House did eat the soup. Even though he couldn't taste much beyond fatty and salty the hot liquid felt good sliding down his raw throat.  Good enough that he asked for a second and then a third bowl and wound up accidentally finishing it all off.

"There's still one thing I don't get," House said after the final spoonful.

"One thing?"

"I already took the case."

"I know you did."

House narrowed his eyes, "So what else is it you want?"

"Why do I have to want something? Why can't I just be being nice?"

"Weren't you the one who told me that people are only nice to get things from each other?"

"I was putting forth an argument you'd respond to."

"Sure you were."

"Fine. Maybe I want you to put more effort into the case, then. Or maybe this is some kind of insurance nice gesture so that the next time I ask for a favor I'll have already done my nice thing, and I won't have to waste time scratching your back before you scratch mine.
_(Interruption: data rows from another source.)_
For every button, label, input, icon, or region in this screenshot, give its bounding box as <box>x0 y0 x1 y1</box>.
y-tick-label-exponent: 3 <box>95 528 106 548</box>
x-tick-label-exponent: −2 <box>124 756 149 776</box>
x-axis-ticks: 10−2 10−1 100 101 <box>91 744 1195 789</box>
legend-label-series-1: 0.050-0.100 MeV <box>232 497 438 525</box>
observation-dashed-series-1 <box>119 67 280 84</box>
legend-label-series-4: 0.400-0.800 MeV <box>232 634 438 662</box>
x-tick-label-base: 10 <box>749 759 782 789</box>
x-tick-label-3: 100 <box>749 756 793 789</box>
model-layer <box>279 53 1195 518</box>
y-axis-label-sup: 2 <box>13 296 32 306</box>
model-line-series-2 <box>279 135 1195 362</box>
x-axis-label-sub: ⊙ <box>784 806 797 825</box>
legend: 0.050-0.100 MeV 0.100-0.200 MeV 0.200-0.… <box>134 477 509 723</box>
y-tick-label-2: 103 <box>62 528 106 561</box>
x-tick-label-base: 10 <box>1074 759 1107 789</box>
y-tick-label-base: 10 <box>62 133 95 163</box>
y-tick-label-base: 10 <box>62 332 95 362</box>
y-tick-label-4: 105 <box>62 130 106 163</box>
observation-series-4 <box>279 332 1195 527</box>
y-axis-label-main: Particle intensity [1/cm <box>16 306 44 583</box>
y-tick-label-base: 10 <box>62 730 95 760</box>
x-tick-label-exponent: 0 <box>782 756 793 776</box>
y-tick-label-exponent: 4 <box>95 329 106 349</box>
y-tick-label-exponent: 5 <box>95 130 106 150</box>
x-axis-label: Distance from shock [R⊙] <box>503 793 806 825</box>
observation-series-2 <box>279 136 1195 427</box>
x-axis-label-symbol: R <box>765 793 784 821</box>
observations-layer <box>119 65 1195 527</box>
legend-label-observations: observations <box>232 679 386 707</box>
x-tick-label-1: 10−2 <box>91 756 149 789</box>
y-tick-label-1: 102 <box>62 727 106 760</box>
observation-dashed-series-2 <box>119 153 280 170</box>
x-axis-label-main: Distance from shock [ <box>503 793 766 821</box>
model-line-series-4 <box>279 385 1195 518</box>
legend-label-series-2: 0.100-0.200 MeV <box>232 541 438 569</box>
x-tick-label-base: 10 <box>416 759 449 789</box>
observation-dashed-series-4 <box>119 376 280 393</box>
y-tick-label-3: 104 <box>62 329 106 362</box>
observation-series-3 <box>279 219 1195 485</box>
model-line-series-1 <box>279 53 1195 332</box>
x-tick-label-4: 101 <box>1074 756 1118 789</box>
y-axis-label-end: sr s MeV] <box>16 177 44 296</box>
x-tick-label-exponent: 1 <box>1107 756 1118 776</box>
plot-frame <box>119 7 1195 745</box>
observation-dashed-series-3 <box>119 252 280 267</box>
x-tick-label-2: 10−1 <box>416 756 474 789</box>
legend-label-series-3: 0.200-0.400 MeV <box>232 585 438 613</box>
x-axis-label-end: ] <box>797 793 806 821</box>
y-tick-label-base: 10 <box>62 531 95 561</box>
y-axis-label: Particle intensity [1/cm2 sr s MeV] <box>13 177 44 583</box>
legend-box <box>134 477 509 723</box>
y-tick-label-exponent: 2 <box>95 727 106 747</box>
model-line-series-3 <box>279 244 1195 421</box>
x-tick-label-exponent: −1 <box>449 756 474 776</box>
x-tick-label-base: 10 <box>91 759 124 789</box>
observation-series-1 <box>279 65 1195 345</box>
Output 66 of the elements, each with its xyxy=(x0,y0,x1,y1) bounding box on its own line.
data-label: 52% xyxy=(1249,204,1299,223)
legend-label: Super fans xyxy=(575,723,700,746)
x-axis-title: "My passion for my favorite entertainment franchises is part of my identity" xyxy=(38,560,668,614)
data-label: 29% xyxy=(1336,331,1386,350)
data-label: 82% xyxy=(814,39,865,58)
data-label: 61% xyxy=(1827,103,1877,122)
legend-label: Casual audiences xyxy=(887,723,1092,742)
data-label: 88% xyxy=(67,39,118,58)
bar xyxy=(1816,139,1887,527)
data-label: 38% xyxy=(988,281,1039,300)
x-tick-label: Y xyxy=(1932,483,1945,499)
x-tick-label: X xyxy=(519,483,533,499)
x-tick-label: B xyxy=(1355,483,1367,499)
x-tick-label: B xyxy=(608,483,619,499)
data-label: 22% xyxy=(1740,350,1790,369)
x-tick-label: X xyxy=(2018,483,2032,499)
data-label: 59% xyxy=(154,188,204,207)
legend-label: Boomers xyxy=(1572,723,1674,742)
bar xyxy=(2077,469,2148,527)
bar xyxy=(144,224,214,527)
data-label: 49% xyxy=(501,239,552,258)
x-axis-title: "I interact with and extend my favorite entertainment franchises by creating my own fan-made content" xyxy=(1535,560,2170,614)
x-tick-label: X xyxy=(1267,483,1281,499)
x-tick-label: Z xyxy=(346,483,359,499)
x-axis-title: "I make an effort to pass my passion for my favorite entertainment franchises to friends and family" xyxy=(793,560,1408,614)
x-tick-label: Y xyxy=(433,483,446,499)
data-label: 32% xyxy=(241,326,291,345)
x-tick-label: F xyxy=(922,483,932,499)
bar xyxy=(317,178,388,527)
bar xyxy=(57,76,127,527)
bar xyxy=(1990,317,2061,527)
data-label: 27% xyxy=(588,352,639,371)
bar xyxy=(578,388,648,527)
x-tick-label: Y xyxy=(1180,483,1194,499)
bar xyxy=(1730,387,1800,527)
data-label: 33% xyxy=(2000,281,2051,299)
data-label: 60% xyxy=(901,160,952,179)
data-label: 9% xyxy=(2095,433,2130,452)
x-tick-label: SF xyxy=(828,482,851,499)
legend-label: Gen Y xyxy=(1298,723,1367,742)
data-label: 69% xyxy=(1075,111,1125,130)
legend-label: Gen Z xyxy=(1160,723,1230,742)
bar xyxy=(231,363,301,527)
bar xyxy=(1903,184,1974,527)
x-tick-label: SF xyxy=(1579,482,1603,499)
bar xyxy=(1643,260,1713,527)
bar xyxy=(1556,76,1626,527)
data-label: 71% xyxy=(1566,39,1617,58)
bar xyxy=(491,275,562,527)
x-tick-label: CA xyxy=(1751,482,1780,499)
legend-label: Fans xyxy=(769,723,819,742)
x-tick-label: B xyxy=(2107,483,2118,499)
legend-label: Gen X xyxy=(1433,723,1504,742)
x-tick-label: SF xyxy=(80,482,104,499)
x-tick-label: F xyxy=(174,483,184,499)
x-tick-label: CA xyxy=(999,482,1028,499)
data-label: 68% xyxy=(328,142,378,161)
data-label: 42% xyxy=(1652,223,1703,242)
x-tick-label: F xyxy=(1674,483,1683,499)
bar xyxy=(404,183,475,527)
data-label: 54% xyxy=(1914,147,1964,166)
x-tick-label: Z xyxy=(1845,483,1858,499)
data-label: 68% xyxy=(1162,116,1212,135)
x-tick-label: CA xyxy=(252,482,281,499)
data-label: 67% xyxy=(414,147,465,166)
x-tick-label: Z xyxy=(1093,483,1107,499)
Or maybe, just maybe, it all has to do with this wacky concept called 'friendship' that some of us lower life forms subscribe to."

Wilson's problem was that he was a pathologically insincere person who hated to have his sincerity questioned. If House had more energy maybe he'd point that out, but he didn't so he just rolled his eyes and said, "Oh don't have a hissy fit; you'll strain something." Wilson frowned at him, but didn't try to continue the argument. "Go make us some popcorn. The O.C. starts in ten minutes."

"Can't. I have to get home." Wilson stood, and fished his keys out of his pocket.

"Oh, right." House dabbed at his nose with the nearest wad of tissues. "Sorry I ate all of Julie's soup."

"No you're not."

Wilson stepped forward and placed his hand across House's forehead. House had time to register that Wilson's skin felt cool and smooth, and that his head fit perfectly into the curve of his palm like a puzzle piece, before he jerked away from the touch to squint up at Wilson. "Are you sure you're even a doctor? I have all-er-gies. Allergies are not an infection. No infection means no fever."

Wilson's hands went to his hips. "I was just checking. You could have allergies and an infection, you know."

"Well, I don't." House was feeling sullen again. He blew his nose with a loud honking sound and adjusted his covers. When he looked up Wilson hadn't moved. "I thought you were leaving."

"I thought you wanted me to stay and watch The O.C. with you."

"No," House felt a strong flare of irritation in his chest. "I wanted you to stay and make popcorn for me."

Wilson pursed his lips. "I suppose that would only take a few more minutes." He put his keys away.

"Wilson," House called out to him just as he reached the door. "I hate your nursemaid routine."

House couldn't see his face, but he could hear the amusement in Wilson's voice, "But you'll take the popcorn."

"I already took the case."

Wilson turned to look at House over his shoulder and smiled. "I know."